Three female candidates are rumored to be under consideration:  Maria Fernanda Espinoza from Ecuador, Elizabeth Thompson from Barbados, and Christiana Figueres from Costa Rica. These women occupy distinct and noteworthy positions within the larger environmental and climate diplomatic circles.  Espinoza has held the post of minister for foreign affairs, and is the current Ecuadorian representative to the U.N.  Thompson has a well-known reputation for excellence in diplomacy, having led the Barbados governmental delegation to Kyoto.  Figueres is a formidable negotiator on climate change and an expert on carbon markets.

Certainly we all know from the U.S. experience with Sarah Palin that being a woman does not a feminist make. On the other hand, ensuring gender balance, tracking the number of female elected officials, and actively engaging women at all levels of policy making are all standard and well-accepted means of measuring an institution’s ability to bring a balanced perspective to its deliberations. Do we wish we lived in world free of such measures and quotas? Perhaps, but the reality is that marginalized perspectives tend to be, well, just that-marginalized-so our advocacy on this front is not yet finished business.

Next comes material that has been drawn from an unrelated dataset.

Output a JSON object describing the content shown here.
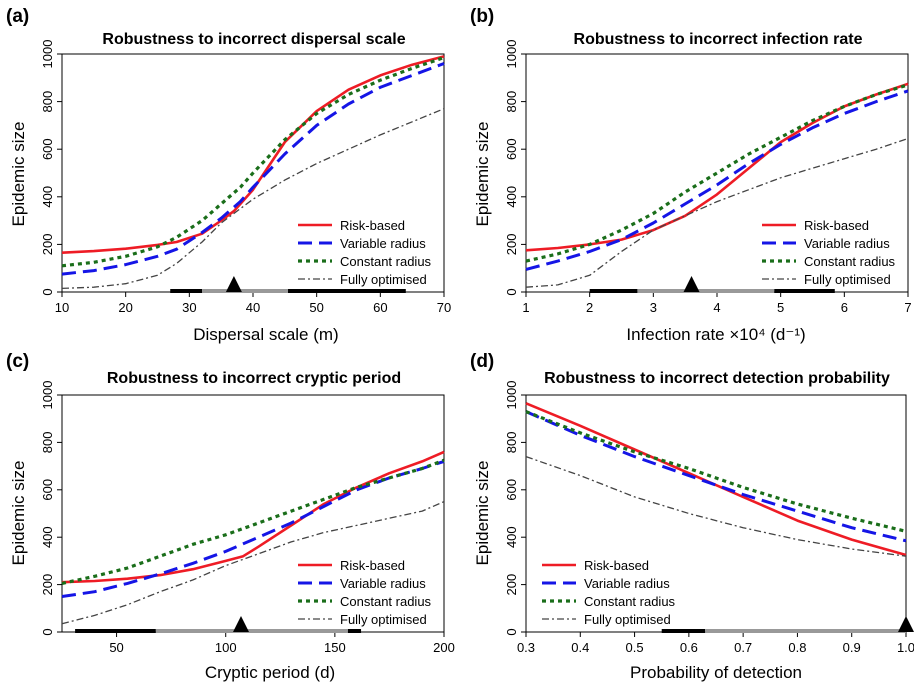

With the UNFCCC soon to enter its third decade, it is long overdue for Ban Ki-moon to live up to his own challenge to world governments to give a “greater say to women in addressing the climate challenge.”  In selecting a leader who will be capable of crafting an effective and fair international agreement, the secretary-general must seek a candidate with a track record demonstrating a nuanced understanding of the gendered aspects of climate change challenges and solutions.  It is time that the U.N. pay more than lip service to the notion that women are the agents of change.